The short answer is, it’s the law. Federal law.
President Lyndon Johnson signed the Voting Rights Act into law on August 6, 1965. The Act applied a nationwide prohibition against the denial or abridgment of the right to vote based on literacy tests and poll taxes.
In 1975, Congress amended the Voting Rights Act of 1965 by adding Section 203, the language minority provisions.
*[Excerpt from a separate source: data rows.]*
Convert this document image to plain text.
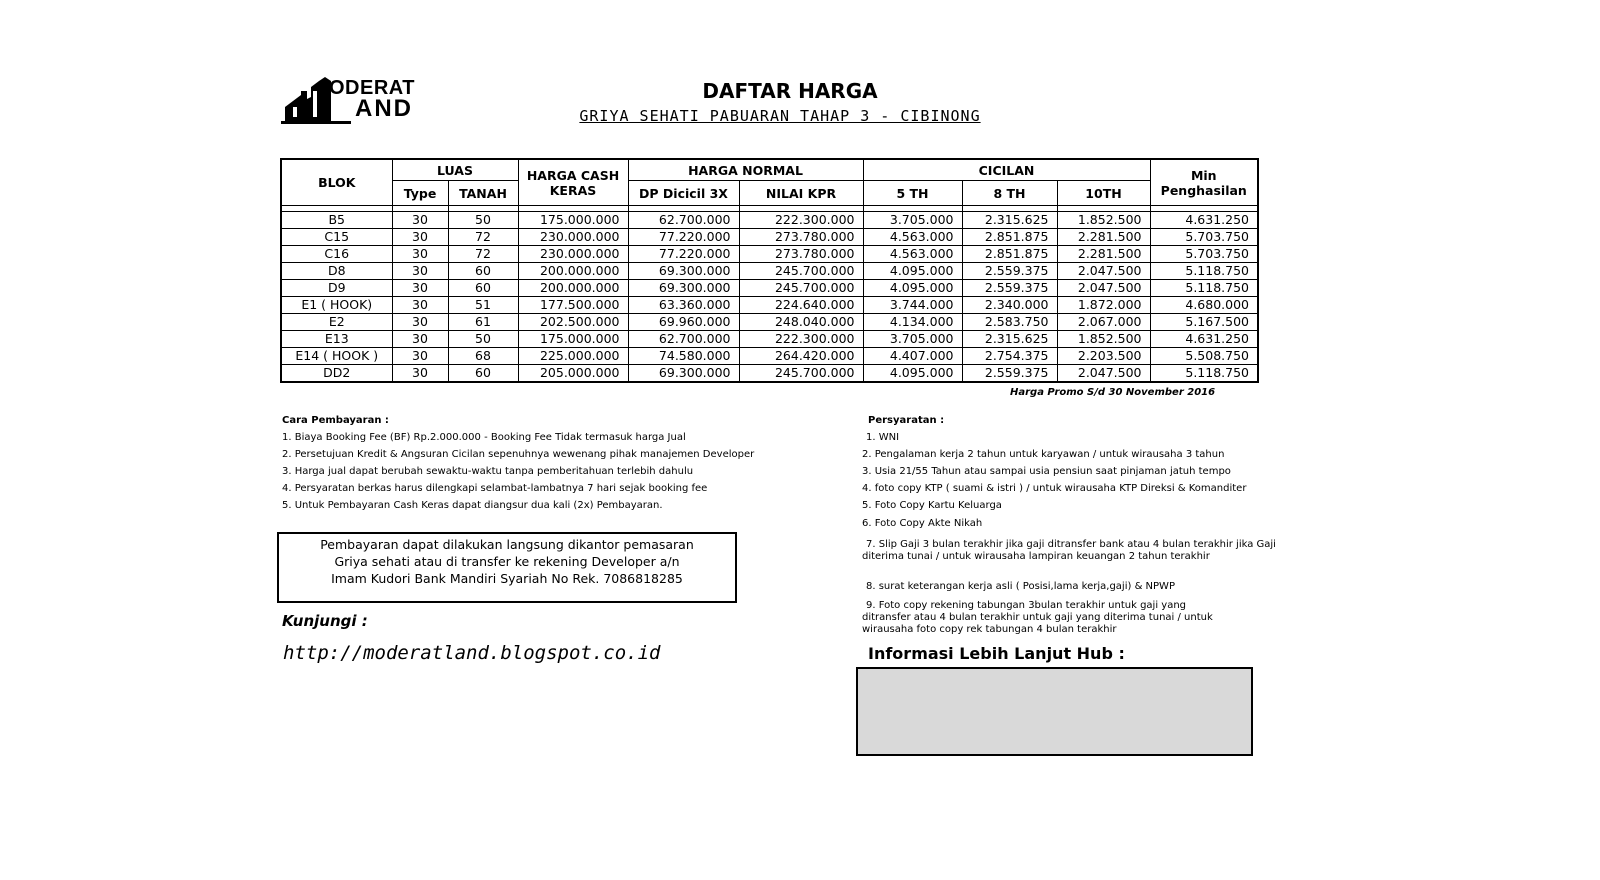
ODERAT
AND
DAFTAR HARGA
GRIYA SEHATI PABUARAN TAHAP 3 - CIBINONG
BLOK	LUAS		HARGA CASH KERAS	HARGA NORMAL		CICILAN			Min Penghasilan
	Type	TANAH		DP Dicicil 3X	NILAI KPR	5 TH	8 TH	10TH	

B5	30	50	175.000.000	62.700.000	222.300.000	3.705.000	2.315.625	1.852.500	4.631.250
C15	30	72	230.000.000	77.220.000	273.780.000	4.563.000	2.851.875	2.281.500	5.703.750
C16	30	72	230.000.000	77.220.000	273.780.000	4.563.000	2.851.875	2.281.500	5.703.750
D8	30	60	200.000.000	69.300.000	245.700.000	4.095.000	2.559.375	2.047.500	5.118.750
D9	30	60	200.000.000	69.300.000	245.700.000	4.095.000	2.559.375	2.047.500	5.118.750
E1 ( HOOK)	30	51	177.500.000	63.360.000	224.640.000	3.744.000	2.340.000	1.872.000	4.680.000
E2	30	61	202.500.000	69.960.000	248.040.000	4.134.000	2.583.750	2.067.000	5.167.500
E13	30	50	175.000.000	62.700.000	222.300.000	3.705.000	2.315.625	1.852.500	4.631.250
E14 ( HOOK )	30	68	225.000.000	74.580.000	264.420.000	4.407.000	2.754.375	2.203.500	5.508.750
DD2	30	60	205.000.000	69.300.000	245.700.000	4.095.000	2.559.375	2.047.500	5.118.750
Harga Promo S/d 30 November 2016
Cara Pembayaran :
1. Biaya Booking Fee (BF) Rp.2.000.000 - Booking Fee Tidak termasuk harga Jual
2. Persetujuan Kredit & Angsuran Cicilan sepenuhnya wewenang pihak manajemen Developer
3. Harga jual dapat berubah sewaktu-waktu tanpa pemberitahuan terlebih dahulu
4. Persyaratan berkas harus dilengkapi selambat-lambatnya 7 hari sejak booking fee
5. Untuk Pembayaran Cash Keras dapat diangsur dua kali (2x) Pembayaran.
Pembayaran dapat dilakukan langsung dikantor pemasaran
Griya sehati atau di transfer ke rekening Developer a/n
Imam Kudori Bank Mandiri Syariah No Rek. 7086818285
Kunjungi :
http://moderatland.blogspot.co.id
Persyaratan :
1. WNI
2. Pengalaman kerja 2 tahun untuk karyawan / untuk wirausaha 3 tahun
3. Usia 21/55 Tahun atau sampai usia pensiun saat pinjaman jatuh tempo
4. foto copy KTP ( suami & istri ) / untuk wirausaha KTP Direksi & Komanditer
5. Foto Copy Kartu Keluarga
6. Foto Copy Akte Nikah
7. Slip Gaji 3 bulan terakhir jika gaji ditransfer bank atau 4 bulan terakhir jika Gaji
diterima tunai / untuk wirausaha lampiran keuangan 2 tahun terakhir
8. surat keterangan kerja asli ( Posisi,lama kerja,gaji) & NPWP
9. Foto copy rekening tabungan 3bulan terakhir untuk gaji yang
ditransfer atau 4 bulan terakhir untuk gaji yang diterima tunai / untuk
wirausaha foto copy rek tabungan 4 bulan terakhir
Informasi Lebih Lanjut Hub :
The amendment requires that
“…when a covered state of political subdivision provides registration or voting notices, forms, instructions, assistance, or other materials of information relating to the electoral process, including ballots, it shall provide them in the language of the applicable minority group as well as in the English language.”
For Arizona, the language of the applicable minority group is Spanish.
For more information, please contact the United State Department of Justice Civil Rights Division, Voting Section at 800-253-3931 or firstname.lastname@example.org
[From the Arizona Clean Elections Voter Education Guide]
Just answering the question wasn’t good enough, and the thread took several tangents after that: including references to military service; to the ‘need’ for immigrants to assimilate: and the–shall we say–“acquisition” of most of what is now the Southwest United States via the Treaty of Guadalupe Hidalgo and the Gadsden Purchase.
And then I remembered Private Marcelino Serna, US Army.
Serna was what we’d call today an “undocumented immigrant.” He was apprehended in Denver, just north of an area which less than a century earlier had been part of Mexico. Serna chose to enlist in the US Army, in lieu of deportation.
It wasn’t until after Private Serna completed basic training and was shipped overseas that the Army discovered that he wasn’t a US citizen, and that he couldn’t speak English! Serna was offered a discharge, but chose to continue to fight.
After feats of bravery on the battlefields of France, Serna was seriously wounded. In 1918, as he convalesced in the rear of the action, Serna was visited by none other than General John J. Pershing, Commander-in-Chief, American Expeditionary Forces. General Pershing personally decorated Serna with the Distinguished Service Cross, second only to the Medal of Honor in recognition of valor.
Serna was told by an officer that “Buck Privates” were not eligible for the Medal of Honor [which was false], and that [Serna] did not know enough English to be promoted.
Though his DSC probably should have been a Medal of Honor, Serna also brought home a Purple Heart with oak leaf cluster (meaning he was wounded twice), a World War I Victory Medal, a French Croix de Guerre with Palm (meaning it was awarded twice), an Italian Croce al Merito di Guerra, a French Médaille Militaire, a French Commemorative Medal, the French 1914–1918 Inter-Allied Victory medal, the French St. Mihiel Medal, and the French Verdun Medal.
After his recovery and discharge, Serna went on to a work as a civilian employee of the Army, then ultimately retired as a plumber from a military hospital in El Paso.
I’d say Serna was pretty successful at assimilating.
Now does this anecdote support the Voting Rights Act and bilingual election materials? I’m not a lawyer, so I don’t know. And I’m certainly not advocating for illegal immigration.
But it’s a good opportunity to remind myself (and others who will read with an open mind), that immigrants–even undocumented immigrants–have made some inspirational contributions to our nation.
There have been a couple of attempts to have Serna’s DSC upgraded to a Medal of Honor. Unfortunately, neither was successful.